You’re being foolish, Geraldine. The cat hissing doesn’t mean a hill of beans and you know it.
But that thought could never comfort someone like Geraldine Mayberry—someone who could never let anything be that simple. Call it a survival instinct, call it paranoia.
She didn’t have a word for what she felt. The strange sensation was enough to make her go get the gun out of the closet. That was good enough for her.
And the cold…
Something crashed in the kitchen, and Rubin took off in a mad dash of claws and hair. Geraldine let out a little scream and immediately wished she hadn’t. With shaking hands, she repositioned the gun in her hands and clicked off the safety as Henry had shown her.
She knew she could do it—shoot someone. It wasn’t a question she needed to ask herself anymore. She had no interest in lying to herself; she knew exactly who would come out living if it came down to her and a strange person in her home.
With newfound confidence, Geraldine swallowed hard and pointed the rifle in front of her, leading out into the dark hallway. She balanced the lantern on the barrel of the rifle while keeping her aim as steady as she could, despite the uncontrollable shaking in her hands.
The hall was quiet, and every bit as cold as the bedroom, if not colder. A chill ran down Geraldine’s spine.
“Wh- who’s there?”
She stopped and listened.
Rubin groaned in the kitchen, a noise Geraldine had never heard the old cat make. It was a hostile, hateful sound.
Clutching the rifle tight, she made her way down the hall, wincing as boards creaked under the weight of her feet.
Quiet, Geraldine.
Once she reached the kitchen doorway, she stood with her back to the wall, listening to Rubin hissing and growling from just inside.
Geraldine took in a deep, shaky breath. She could feel the gun trembling slightly in her hands and tightened her grip on the barrel. Once more, she chanced a look around the corner and caught a glimpse of the mirror opposite the coat rack.
There was an old hat perched above a dirty jacket. Geraldine had never seen these clothes before, and immediately she knew.
Someone is in the house.
She inspected the mirror further, staring into it from across the kitchen, and began to wonder if her mind was playing tricks on her.
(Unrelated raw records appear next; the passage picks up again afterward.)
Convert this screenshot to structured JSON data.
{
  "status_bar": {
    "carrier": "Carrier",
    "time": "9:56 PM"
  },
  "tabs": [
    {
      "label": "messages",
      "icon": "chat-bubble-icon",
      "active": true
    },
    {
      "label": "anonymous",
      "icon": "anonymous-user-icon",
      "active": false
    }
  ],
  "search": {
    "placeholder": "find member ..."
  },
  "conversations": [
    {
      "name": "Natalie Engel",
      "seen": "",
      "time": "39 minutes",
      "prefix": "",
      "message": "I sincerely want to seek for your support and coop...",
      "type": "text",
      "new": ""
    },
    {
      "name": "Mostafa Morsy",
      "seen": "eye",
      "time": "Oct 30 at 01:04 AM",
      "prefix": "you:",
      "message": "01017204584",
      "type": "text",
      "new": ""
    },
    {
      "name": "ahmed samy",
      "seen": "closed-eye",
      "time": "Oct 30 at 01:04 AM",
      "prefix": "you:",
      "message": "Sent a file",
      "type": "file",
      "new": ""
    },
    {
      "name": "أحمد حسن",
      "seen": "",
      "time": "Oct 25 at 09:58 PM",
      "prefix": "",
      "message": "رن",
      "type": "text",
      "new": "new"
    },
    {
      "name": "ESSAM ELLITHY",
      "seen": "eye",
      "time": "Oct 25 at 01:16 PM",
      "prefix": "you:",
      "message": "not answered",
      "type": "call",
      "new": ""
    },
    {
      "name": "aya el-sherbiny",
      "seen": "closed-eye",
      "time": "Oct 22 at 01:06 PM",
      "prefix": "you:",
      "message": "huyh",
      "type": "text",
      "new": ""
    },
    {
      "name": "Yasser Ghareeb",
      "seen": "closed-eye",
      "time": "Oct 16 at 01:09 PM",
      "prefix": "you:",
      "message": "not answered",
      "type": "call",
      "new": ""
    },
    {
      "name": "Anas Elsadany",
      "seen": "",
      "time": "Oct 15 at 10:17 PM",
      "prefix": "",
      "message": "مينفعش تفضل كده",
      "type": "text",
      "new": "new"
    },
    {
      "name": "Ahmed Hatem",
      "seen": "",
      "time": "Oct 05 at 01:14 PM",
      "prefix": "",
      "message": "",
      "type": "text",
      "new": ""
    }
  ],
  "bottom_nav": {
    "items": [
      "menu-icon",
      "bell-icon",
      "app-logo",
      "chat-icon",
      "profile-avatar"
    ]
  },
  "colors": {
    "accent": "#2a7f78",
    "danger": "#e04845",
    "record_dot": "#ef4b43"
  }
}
She wanted to speak—to threaten whoever it was, and hopefully scare them off—but the words caught in her throat.
The hat… It wasn’t hanging from a hook but floating in midair. Geraldine raised the gun to the crook of her shoulder, took a ragged breath.
She watched in absolute horror as the clothes moved by themselves. Partly out of fear, and partly from her trembling nerves, Geraldine pulled the trigger and was horrified to hear only a soft click.
Oh God, help me.
In an instant, some dark, terrible thing flew across the kitchen and descended on Geraldine, knocking the gun out of her hands, and sending it clattering to the ground with a loud clack-clack. The lantern exploded against the wall behind her in a ball of flame and glass.
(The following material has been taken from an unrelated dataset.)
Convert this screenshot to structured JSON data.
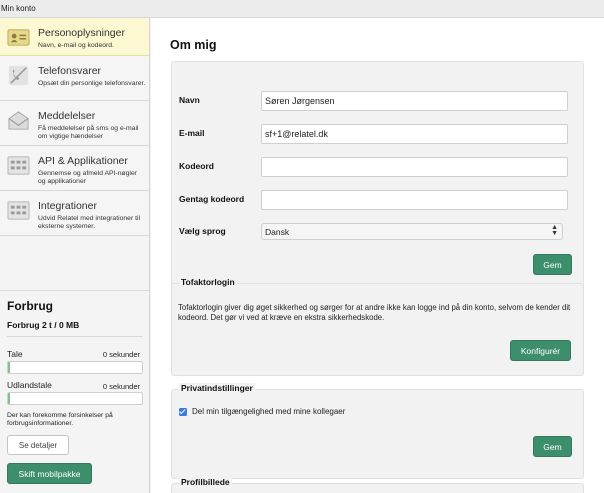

“Get off me!” she roared as the thing clawed at her, smashing her face into hot wax and bits of glass. Geraldine screamed a guttural, awful scream as a shard pierced her eye, sending white-hot pain through her entire body. She writhed in pain on the floor as the creature bit down hard on her neck.
It lifted her with inhuman strength, smashing through the ceiling and out into the cool night air. Blood poured down Geraldine’s face and into her eyes, making it hard to see the creature that had her in its clutches. She tried to scream but the thing bit down harder on her throat, paralyzing her entirely—save for
save for the sensation of terrible pain, but even that was draining fast. Together they rose, higher and higher, a loud flapping sound reverberated somewhere in the back of Geraldine’s consciousness.
This is it.
She knew that now.
Why didn’t God help me?
It was the last thought she had before the thing dropped her limp body to the ground, splattering Geraldine Mayberry all over the middle of the street in a pulpy mess.